A variety of pain-producing chemicals activate or sensitize primary afferent nociceptors (Bisgaard and Kristensen, 1985; Juan and Lembeck, 1974; Keele, 1966). Some of them, such as potassium, histamine, and serotonin, may be released by damaged tissue cells or by the circulating blood cells that migrate out of blood vessels into the area of tissue damage. Other chemicals, such as bradykinin, prostaglandins, and leukotrienes, are synthesized by enzymes activated by tissue damage (Armstrong, 1970; Ferreira, 1972; Moncada et al., 1985; Vane, 1971). All of these pain-producing chemicals are found in increased concentrations in regions of inflammation as well as pain. Obviously, the process of transduction involves a host of chemical processes that probably act together to activate the primary afferent nociceptor. In theory, any of these substances could be measured to give an estimate of the peripheral stimulus for pain. In practice, such assays are not available to clinicians.

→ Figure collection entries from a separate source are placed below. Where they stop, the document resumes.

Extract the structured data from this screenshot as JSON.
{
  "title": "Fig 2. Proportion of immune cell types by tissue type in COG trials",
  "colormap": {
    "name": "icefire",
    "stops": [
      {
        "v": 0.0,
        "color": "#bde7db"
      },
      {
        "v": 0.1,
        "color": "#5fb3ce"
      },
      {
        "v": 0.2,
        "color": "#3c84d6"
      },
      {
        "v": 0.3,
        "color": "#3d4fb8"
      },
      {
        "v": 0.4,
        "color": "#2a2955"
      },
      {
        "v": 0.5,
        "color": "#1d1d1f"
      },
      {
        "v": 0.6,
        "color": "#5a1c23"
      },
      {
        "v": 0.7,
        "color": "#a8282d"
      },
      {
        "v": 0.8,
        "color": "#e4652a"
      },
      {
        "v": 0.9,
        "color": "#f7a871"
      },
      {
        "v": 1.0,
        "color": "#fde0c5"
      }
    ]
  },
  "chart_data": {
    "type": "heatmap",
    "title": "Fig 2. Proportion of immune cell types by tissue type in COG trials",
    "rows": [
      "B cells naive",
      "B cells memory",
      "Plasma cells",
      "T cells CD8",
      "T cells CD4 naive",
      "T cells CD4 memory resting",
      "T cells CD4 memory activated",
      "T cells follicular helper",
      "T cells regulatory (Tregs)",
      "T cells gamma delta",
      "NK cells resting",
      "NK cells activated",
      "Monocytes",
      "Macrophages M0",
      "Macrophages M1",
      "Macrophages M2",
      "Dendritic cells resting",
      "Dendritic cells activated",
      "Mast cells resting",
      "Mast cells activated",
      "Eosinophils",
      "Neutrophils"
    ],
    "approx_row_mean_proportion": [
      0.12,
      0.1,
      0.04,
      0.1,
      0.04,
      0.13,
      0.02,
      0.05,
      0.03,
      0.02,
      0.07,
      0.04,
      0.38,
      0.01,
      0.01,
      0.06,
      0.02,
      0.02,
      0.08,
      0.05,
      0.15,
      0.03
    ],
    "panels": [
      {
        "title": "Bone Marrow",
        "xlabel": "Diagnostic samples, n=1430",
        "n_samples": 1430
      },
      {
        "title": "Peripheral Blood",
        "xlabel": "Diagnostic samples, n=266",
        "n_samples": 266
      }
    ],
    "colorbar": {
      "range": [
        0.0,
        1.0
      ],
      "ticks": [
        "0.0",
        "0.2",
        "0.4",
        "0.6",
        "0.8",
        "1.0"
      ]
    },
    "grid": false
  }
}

It should be pointed out that most of our knowledge of primary afferent nociceptors is derived from studies of cutaneous nerves. Although this work is of general importance, the bulk of clinically significant pain is generated by processes in deep musculoskeletal or visceral tissues. Scientists are beginning to study the stimuli that activate nociceptors in these deep tissues (Cervero, 1982, 1985; Coggeshall et al., 1983; National Academy of Sciences, 1985). In muscle, there are primary afferent nociceptors that respond to pressure, muscle contraction, and irritating chemicals (Kumazawa and Mizumura, 1977; Mense and Meyer, 1985; Mense and Stahnke, 1983). Muscle contraction under conditions of ischemia is an especially potent stimulus for some of these nociceptors.